“Maman, maman, je veux devenir chanteuse. Je veux faire des chansons.” Quand Manika croit découvrir sa vocation, elle vit à Shanghai avec sa famille, qui se prépare à déménager pour un séjour de six mois à Bali avant de rejoindre Singapour. Or, de Shanghai à Singapour, Manika, 6 ans, a un peu grandi et beaucoup changé.
Sa mère, Rashmi J. Dalai, se contente d’abord de sourire, raconte-t-elle sur le site duWall Street Journal“Mais ma fille a beaucoup insisté. Et moi aussi, à son âge, je voulais écrire des poèmes et des chansons. Moi aussi, j’ai déclaré à mes parents que je voulais être écrivaine. Mais j’étais fille d’immigrés indiens aux Etats-Unis et on m’a encouragée à travailler plutôt les mathématiques et les sciences. C’est même ce souhait ancien qui m’a poussé, trente ans plus tard, à quitter mon pays dans l’espoir de trouver ma voie. J’ai voulu donner à ma fille une chance de suivre ses passions sans attendre aussi longtemps.”

A Bali, Manika commence donc à apprendre la musique. Avec son professeur, elle compose même deux chansons, dont elle choisit les thèmes : se dire bonjour et adieu ; escalader les montagnes les plus hautes. “C’était comme si ma fille tentait de tresser une corde pour rester reliée à toutes les joies qu’elle avait ressenties en Chine, une corde à laquelle elle pourrait s’agripper dans le nouveau monde qui l’attendait.”

A la fin de l’année scolaire, la famille part s’installer à Singapour – et là, tout change.

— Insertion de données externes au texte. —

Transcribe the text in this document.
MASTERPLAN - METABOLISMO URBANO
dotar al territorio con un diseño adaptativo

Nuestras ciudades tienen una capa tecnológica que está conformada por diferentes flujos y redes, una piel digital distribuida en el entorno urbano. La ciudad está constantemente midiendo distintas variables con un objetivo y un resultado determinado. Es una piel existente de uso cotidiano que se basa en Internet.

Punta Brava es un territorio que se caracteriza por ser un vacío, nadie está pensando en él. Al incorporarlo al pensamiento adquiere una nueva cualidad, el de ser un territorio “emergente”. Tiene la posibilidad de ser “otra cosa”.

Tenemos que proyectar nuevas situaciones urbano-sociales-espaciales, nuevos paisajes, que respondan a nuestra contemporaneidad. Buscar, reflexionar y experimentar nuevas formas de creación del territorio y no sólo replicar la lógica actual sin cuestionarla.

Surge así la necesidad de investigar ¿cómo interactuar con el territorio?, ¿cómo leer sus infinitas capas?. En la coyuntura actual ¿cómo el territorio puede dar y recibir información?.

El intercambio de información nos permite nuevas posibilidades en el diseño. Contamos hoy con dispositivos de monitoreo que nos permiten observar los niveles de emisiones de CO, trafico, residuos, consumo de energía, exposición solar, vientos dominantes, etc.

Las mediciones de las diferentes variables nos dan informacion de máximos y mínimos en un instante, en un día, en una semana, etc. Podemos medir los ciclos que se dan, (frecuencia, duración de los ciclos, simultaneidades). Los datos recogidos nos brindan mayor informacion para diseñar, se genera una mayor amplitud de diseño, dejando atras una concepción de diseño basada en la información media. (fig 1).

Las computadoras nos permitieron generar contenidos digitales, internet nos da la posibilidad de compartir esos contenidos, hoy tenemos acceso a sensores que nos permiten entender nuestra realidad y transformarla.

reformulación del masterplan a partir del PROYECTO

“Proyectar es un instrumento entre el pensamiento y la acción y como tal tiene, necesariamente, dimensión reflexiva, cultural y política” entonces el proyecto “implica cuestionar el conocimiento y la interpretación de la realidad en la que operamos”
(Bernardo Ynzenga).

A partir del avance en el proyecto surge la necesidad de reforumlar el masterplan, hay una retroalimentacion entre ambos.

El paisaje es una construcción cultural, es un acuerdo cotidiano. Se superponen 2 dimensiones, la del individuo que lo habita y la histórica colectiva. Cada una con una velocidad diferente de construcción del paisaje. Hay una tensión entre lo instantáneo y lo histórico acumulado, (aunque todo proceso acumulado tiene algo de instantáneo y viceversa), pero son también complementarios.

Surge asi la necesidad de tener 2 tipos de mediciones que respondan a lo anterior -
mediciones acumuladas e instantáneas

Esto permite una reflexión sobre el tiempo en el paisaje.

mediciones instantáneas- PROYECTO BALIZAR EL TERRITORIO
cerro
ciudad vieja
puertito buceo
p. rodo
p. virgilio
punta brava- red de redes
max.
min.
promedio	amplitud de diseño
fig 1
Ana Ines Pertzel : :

L’ambiance à l’école, beaucoup plus stricte ; l’état d’esprit de la mère de Manika, qui paie plus cher et devient plus exigeante en termes de résultats ; celui de Manika elle-même, qui perd son enthousiasme en même temps que sa voix s’éclaircit : sa vocation semble bien ne pas avoir résisté au déménagement.

Un jour, Manika, en pleurs, confie à sa mère à quel point tout est devenu difficile pour elle, qu’elle aimerait tant revenir à Shanghai, qu’elle regrette de ne plus pouvoir chanter avec ses amis…

Manika va-t-elle arrêter les leçons de musique ? ou bien va-t-elle convaincre ses nouveaux amis de se mettre à la chanson ? Rashmi J. Dalai n’a pas encore la réponse, mais de ces récentes difficultés elle tire quelques réflexions :


J’ai rencontré beaucoup de parents expatriés qui partagent mes préoccupations. Les difficultés que nous rencontrons pour organiser la vie de nos enfants peuvent nous rendre aveugles. Parfois, le souci d’exercer un contrôle sur leur parcours et de lui donner plus de consistance peut nous faire perdre de vue qui ils sont. Tous ces changements incessants nous rendent parfois incapables de comprendre ce qui est en jeu.”